Based on these estimates, and using the current stockpiles of finished products reported by the EIA for last week, there are plenty of finished products around to accommodate even a major disruption of local production facilities.

3. Distribution

This is the big question mark at this point. Even if there are big stockpiles of finished products in the area there is no assurance that they can get to the local distribution points, such as service stations. The flip side of this, of course, is that if the trucks cannot make it to the distribution point, the customers are unlikely to make it to the distribution points either.

4. Utilities

This is also a question mark. Typical oil refinery installations are normally engineered to withstand greatly more than the types of wind that we are likely to see with Sandy. However, local utilities such as electricity may be down for extended periods. If you want to look at the worst-case scenario for this, consider what happened to the U.S. Gulf Coast during Hurricane Rita, which struck the refinery-heavy area around Port Arthur Texas on September 26, 2005, directly on the heels of the more famous Katrina, which hit New Orleans earlier in the month. U.S. Gulf Coast production the week before Rita hit was 3.3 million barrels per day, and it took about 5 weeks for production to return to that level.

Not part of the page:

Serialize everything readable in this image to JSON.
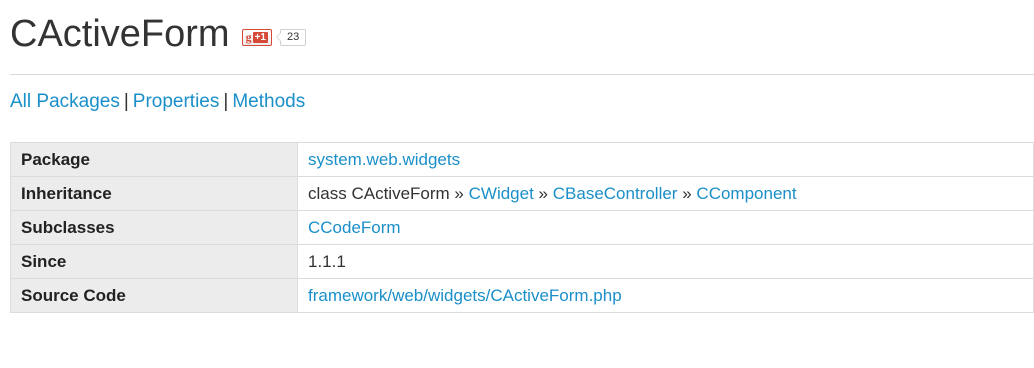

For a more recent and local example, Hurricane Irene in 2011, which struck the area at the end of August 2011, only caused a loss in refining production of 83,000 bpd. Since this occurred near Labor Day, when refinery production is curtailed anyway because of the seasonality, it is possible that the actual effects of the storm were minimal.

Conclusion

What are we to make of all of this? Based on the current stockpile situation, and the fact that most of the production in this region is done elsewhere, the actual effects of this storm on the US Northeast energy infrastructure will probably be pretty minimal.

Trading Opportunities

1. Phillips 66 Corporation (PSX)

Shares of this company went up over $2 on Friday the 26th in advance of this storm. The company has announced the shutdown of its refinery in New Jersey, plus unloading infrastructure.

(click to enlarge)

We've been watching this stock for awhile, and have projected previously that the stock is probably correctly priced in the mid-50s. However, this unusual movement suggests a little fear in the marketplace, and there is an opportunity to "sell on the news" and take profits (if you have any) and get a lower entry price than the current $47.50 when the situation calms down a little.

PBF Energy is not publicly traded, but owns two refineries in the path of this storm. We have identified this company as a potential change agent in this industry, which is consolidating, but there will be no short-term action in this case.

2. Kolberg, Kravits Roberts & Co. (KKR)

It's a bit of a long shot, but this company is one of the owners of, among other things, the Colonial Pipeline.

(click to enlarge)

There is a 3.5% dividend and the stock is relatively stable, but in the grand scheme of things, the Colonial Pipeline is far from a pure play. More logical might be Royal Dutch Shell (RDS.A) whose Shell Pipeline company is also a part owner.

Keeping in mind that in weather, as in the rest of life, the world is full of chaos and there are no guarantees on anything. However, whatever price movement that happens in the finished products in this region is likely to be speculative, and a trader would be better off trying to play the short side, after the likely short-lived excitement dies down.

Do with this information what you will.